I even have another file in there w/o whitespace in the name https://nbviewer.jupyter.org/github/Data-Indepedent/pandas-everything/blob/master/pandas_functions/Pandas_Duplicated.ipynb

and it does not return. Oh well, at least I have a new path to go down. Thank you!

nilsnolde commented 4 years ago

I'd put an issue on the nbviewer repository. Seems like a weird bug. Best of luck!

gkamradt commented 4 years ago

I went over there and saw plenty of people with the same problem. Most of them were trying to set a cache parameter (flush_cache=true/false) to get a refresh of their code. It didn't work for me.

In addition to removing all of the white spaces from my file names, I removed a dash ("-") from one of my folder names. Not being sure this solved it, my files rendered after that. I also was able to view them on my site.

I set a reminder to myself to post back on here if it doesn't work later, but for now it does. Thanks for the tips.

nilsnolde commented 4 years ago

Ah great! Hope dash wasn't the problem, > 80% of my repositories have a dash :sweat_smile: Thanks for the headsup!

gkamradt commented 4 years ago

@nilsnolde I tracked down the problem and many people are having the same issue. It's dealing with nbviewer's cache and no fix is projected in site.

My files only changed when I switched the "-" in a folder name to a "_" because nbviewer had to pull the file tree once more. I could have changed it to anything and it would have worked.

nilsnolde commented 4 years ago

Haha jeez.. Congrats for tracking it down. Would've caused sleepless nights for me too;) But any clue why they didn't render in the first place? Caching doesn't sound like a culprit for a 404 to me. Or does it somehow cache the full path tree when referencing a file and the failing notebooks were added way later?

gkamradt commented 4 years ago

Yeah, the very first time I loaded the notebook to nbviewer, it already had a single .ipynb file (the one that worked later) in the repo. So it loaded fine.

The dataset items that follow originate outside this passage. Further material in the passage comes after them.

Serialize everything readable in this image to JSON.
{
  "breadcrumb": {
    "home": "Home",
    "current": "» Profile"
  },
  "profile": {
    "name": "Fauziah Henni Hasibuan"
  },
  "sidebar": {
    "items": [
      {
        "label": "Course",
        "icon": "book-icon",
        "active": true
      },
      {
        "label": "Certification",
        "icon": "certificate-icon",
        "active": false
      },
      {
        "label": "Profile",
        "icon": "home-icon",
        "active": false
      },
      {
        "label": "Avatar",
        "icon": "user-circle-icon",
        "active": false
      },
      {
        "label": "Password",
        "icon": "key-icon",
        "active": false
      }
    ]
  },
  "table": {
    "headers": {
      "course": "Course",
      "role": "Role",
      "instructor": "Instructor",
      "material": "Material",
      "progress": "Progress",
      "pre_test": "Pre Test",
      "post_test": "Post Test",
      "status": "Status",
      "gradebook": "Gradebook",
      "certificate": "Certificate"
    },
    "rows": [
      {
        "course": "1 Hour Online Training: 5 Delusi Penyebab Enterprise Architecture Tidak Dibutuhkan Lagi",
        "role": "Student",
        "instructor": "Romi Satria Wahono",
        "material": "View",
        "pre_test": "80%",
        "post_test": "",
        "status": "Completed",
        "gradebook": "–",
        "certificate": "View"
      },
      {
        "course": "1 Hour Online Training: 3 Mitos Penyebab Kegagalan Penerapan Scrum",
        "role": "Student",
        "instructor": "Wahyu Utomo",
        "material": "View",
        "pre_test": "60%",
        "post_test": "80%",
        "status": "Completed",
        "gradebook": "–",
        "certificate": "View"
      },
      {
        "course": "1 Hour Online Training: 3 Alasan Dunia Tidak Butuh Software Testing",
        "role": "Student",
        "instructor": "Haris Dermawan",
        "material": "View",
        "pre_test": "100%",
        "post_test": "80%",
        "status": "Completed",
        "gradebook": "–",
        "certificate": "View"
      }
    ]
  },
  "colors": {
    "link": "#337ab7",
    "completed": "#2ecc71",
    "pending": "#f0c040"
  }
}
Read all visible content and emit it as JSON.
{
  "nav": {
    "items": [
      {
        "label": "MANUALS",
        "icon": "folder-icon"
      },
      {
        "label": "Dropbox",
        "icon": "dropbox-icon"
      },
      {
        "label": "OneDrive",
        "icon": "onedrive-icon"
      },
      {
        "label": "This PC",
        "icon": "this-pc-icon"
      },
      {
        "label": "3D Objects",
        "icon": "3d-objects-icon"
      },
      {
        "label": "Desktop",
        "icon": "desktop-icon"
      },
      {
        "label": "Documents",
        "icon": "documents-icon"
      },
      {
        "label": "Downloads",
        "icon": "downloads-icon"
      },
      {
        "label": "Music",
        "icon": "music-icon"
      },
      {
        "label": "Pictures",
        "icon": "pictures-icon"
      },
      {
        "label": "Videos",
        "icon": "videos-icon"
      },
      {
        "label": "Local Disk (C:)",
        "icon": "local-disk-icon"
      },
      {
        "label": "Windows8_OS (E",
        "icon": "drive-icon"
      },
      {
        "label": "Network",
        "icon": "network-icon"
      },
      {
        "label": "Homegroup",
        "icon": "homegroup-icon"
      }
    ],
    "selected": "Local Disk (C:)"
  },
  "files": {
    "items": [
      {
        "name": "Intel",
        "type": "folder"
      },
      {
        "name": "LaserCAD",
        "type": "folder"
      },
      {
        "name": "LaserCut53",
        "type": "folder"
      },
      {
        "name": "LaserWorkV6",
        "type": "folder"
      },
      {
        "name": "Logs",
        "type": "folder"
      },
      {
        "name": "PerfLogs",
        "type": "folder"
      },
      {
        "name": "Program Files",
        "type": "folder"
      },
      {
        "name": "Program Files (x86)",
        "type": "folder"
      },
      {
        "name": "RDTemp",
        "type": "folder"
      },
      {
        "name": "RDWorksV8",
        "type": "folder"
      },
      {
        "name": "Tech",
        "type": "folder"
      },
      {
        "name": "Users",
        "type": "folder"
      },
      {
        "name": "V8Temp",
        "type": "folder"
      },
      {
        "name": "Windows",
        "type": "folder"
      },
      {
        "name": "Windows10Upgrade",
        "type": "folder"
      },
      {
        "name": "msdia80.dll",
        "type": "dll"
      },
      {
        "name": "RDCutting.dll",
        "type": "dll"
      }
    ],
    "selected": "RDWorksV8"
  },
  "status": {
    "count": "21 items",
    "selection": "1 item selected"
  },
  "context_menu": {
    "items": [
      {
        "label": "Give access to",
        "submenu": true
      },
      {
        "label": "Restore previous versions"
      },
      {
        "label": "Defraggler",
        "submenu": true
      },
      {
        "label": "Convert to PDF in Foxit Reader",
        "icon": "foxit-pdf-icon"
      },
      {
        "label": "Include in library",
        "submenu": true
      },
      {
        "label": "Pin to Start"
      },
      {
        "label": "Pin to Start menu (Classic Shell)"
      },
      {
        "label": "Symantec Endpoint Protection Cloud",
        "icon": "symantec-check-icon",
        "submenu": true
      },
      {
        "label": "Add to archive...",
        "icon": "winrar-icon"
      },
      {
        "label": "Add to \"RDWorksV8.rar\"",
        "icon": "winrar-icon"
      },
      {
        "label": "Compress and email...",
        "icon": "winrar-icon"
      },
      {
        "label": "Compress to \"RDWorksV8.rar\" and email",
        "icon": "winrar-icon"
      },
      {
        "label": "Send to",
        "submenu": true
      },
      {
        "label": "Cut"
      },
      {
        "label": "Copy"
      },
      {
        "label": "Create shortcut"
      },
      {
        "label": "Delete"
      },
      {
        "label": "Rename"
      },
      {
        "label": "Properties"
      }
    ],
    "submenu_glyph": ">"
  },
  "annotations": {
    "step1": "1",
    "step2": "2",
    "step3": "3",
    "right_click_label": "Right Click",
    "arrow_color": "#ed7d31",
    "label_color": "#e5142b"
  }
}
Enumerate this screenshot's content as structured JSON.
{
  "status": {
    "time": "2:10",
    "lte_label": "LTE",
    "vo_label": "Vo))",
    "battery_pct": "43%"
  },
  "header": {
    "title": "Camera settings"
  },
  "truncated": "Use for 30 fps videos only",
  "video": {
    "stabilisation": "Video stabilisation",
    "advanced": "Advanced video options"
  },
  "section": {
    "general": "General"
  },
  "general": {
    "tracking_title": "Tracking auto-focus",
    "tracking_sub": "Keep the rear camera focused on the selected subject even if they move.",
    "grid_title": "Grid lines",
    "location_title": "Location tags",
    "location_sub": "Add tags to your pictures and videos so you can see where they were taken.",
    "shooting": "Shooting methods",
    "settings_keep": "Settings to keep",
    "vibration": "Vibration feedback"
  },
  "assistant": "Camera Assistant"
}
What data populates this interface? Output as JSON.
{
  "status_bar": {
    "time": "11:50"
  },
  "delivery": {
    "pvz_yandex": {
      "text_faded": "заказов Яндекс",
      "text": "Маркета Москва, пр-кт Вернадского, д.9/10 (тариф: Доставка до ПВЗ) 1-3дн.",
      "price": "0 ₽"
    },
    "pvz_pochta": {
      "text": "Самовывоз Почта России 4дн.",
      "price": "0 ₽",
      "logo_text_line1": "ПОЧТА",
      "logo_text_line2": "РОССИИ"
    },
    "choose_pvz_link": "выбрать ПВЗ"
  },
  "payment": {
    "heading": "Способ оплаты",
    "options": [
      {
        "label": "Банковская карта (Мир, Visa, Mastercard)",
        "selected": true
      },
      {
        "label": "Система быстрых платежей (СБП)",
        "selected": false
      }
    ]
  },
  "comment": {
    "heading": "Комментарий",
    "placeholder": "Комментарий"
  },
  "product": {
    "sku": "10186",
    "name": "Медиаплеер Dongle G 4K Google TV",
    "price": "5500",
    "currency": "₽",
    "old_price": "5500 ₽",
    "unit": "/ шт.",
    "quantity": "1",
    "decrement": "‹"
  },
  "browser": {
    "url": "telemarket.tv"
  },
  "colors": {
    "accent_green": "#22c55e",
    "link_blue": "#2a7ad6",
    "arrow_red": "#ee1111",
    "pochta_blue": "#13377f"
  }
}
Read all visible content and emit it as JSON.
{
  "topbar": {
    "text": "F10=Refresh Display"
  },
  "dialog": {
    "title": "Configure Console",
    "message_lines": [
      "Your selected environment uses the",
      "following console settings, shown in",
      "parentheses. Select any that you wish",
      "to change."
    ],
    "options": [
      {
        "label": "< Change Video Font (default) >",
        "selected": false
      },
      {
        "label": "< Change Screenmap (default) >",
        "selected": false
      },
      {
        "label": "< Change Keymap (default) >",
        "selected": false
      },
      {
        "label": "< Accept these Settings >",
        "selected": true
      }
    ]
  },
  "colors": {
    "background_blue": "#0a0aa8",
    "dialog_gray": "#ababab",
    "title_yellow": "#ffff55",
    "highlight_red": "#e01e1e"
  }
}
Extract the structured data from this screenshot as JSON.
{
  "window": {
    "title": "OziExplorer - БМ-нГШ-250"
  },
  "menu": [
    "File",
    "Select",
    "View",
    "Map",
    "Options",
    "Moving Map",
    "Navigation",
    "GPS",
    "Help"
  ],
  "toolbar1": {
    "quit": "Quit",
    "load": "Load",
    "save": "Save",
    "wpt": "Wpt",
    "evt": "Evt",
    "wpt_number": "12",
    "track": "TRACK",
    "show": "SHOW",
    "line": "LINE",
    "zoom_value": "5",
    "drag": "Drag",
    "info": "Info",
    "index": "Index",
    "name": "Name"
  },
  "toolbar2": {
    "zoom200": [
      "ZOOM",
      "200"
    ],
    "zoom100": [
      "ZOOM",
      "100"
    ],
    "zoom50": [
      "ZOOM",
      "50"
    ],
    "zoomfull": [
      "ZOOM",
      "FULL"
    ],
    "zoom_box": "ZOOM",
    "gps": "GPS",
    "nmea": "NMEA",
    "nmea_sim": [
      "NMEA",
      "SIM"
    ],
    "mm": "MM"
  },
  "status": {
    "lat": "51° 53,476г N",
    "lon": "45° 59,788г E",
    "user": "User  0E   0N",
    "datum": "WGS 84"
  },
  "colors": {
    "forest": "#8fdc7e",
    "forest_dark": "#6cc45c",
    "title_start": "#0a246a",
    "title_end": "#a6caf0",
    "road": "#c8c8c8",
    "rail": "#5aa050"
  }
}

As I added new files to the repo, those were the ones that weren't loading correctly.

Then I basically reloaded the entire repo (by changing its name from a hyphen to underscore) and then the new files started loading.

But then again, additional files that I've added since then don't work.

Yes, I believe it is your hypothesis, the file tree is cached, and it doesn't pick up the new notebooks. It's wild because I can navigate the folders via nbviewer and see all the new notebooks, but clicking into a one of those new notebooks to view it gives me a 404.

nilsnolde commented 4 years ago

That IS wild! Thanks for sharing. Seems almost inevitable to hit that bug at some point. Thanks to you I’m prepared for it now!

gkamradt commented 4 years ago

Any ideas on a work around?

It's super frustrating having it work off/on with no control. Does anyone else who uses your plugin have the same problem?

I'd pay money per notebook rendered 100% correctly of the time. Not much, >$0

nilsnolde commented 4 years ago

You would need to find an alternative (free) service which renders notebooks in some way, so you can replace nbviewer). I can assist a little with code implementation once you're there (to switch from nbviewer). However, any functionality not belonging to our own core needs (which is purely limited to Gitlab/-hub markdownns) will need to be tended by the community or be put in line to be taken care of by us when we find time.